But primary pupils from Portsmouth High and Bosmere School are ready for the dangers that may lie ahead of them online.

The pupils have completed their GoFISH training, which means they are fully equiped to take on the cyber sea monsters in the world – and help other students stay safe as well.

The eight year five and six pupils have become the first cyber ambassadors, and will be helping the Police and Crime Commisioner’s Youth Commision to pilot the new scheme.

The aim of this new scheme is to enable skilled-up, informed pupils to educate and offer advice and support to their peers so they can make the most of the internet and stay safe.

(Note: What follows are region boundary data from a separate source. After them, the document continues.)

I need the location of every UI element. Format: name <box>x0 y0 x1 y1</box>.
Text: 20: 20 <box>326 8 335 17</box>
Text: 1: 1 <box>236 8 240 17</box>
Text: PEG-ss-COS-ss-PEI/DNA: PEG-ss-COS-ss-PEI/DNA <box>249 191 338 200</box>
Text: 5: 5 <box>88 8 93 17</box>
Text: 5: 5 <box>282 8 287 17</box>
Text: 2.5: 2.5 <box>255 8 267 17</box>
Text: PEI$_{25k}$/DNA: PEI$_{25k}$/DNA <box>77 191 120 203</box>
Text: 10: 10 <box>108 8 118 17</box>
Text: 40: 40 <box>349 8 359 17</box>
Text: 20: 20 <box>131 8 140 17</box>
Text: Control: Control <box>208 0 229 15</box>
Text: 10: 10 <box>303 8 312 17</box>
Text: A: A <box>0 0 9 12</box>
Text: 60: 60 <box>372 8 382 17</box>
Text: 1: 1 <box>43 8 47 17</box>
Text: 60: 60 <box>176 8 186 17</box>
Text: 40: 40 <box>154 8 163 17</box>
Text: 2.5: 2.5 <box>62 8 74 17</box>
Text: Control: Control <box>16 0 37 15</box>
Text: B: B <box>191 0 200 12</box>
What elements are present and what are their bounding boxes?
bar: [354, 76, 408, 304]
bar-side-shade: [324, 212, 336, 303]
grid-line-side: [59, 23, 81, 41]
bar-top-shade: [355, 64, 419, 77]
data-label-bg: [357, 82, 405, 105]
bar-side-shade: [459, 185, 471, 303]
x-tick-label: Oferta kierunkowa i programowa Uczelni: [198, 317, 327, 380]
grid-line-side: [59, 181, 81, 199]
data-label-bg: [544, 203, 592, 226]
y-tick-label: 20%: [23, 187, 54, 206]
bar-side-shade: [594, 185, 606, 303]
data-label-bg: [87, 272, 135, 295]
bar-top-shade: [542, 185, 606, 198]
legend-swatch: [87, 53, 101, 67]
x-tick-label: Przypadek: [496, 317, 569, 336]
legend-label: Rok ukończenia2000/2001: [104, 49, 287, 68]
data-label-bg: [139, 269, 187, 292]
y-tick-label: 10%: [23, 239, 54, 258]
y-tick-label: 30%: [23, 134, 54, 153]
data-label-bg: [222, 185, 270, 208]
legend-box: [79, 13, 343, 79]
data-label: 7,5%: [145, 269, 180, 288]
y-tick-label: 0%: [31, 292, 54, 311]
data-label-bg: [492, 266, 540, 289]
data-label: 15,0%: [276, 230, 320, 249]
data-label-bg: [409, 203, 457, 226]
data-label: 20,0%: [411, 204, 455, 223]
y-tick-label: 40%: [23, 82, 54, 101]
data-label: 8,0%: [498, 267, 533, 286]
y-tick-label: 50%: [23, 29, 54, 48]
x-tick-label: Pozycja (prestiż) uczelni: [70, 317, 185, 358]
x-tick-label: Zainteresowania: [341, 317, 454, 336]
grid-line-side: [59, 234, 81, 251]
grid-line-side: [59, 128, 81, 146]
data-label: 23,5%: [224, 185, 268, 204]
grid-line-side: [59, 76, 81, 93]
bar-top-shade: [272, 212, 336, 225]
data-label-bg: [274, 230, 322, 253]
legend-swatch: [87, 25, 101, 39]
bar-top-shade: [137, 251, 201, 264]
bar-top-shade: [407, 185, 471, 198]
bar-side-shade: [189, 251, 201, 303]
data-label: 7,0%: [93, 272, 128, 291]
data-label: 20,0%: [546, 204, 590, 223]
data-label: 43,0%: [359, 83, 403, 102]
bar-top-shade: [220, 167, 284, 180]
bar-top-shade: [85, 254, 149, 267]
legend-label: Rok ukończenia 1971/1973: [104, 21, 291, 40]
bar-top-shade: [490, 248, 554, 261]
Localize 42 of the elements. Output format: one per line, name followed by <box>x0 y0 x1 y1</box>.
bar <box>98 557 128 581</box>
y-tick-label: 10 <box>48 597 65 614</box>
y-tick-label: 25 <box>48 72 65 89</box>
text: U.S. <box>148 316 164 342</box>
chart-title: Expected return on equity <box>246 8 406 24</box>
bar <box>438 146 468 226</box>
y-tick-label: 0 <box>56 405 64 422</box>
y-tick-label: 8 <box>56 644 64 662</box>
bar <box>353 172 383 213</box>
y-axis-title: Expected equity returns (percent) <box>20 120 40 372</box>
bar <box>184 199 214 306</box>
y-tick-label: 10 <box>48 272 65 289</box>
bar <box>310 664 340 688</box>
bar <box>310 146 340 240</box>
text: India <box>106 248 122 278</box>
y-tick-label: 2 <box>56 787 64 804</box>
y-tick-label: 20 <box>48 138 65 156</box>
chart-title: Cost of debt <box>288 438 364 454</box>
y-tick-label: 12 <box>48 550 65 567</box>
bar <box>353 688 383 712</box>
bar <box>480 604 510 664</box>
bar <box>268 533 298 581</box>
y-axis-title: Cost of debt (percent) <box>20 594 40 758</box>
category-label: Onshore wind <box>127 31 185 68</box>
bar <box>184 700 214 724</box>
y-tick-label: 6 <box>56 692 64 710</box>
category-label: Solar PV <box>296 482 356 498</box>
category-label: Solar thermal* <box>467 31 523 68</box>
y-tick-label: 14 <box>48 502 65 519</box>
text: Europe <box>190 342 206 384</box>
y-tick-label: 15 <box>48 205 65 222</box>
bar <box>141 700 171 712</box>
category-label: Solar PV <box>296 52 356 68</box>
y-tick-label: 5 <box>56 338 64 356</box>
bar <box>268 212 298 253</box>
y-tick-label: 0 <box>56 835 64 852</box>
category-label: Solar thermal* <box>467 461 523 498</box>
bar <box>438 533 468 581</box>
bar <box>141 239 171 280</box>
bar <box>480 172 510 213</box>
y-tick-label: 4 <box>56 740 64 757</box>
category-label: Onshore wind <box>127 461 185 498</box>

Portsmouth High and Bosmere School are two of 16 primary and seconday schools to volunteer for the scheme.

At the training session the children learned the sneaky tricks that cyberbullis can employ, using the guises of cyber sea monsters such as selphire (selfies); meanataur (cyberbullying); angler (searching); info-eator (privacy) and bi-diphorus (befriending).

They learned ways to combat them and the harm they cause.

Acting Deputy Police and Crime Commissioner, Flick Drummond, said: ‘Our children need more resilience than ever before to combat the ever increasing online threats.’

Portsmouth High Junior School headmaster Paul Marshallsay said: ‘To equip our young with tactics and strategies to stay safe online is extremely important

‘These young cyber ambassadors will be better equipped to help identify issues and help their friends and fellow pupils to stay safe when using the intenet and social media.’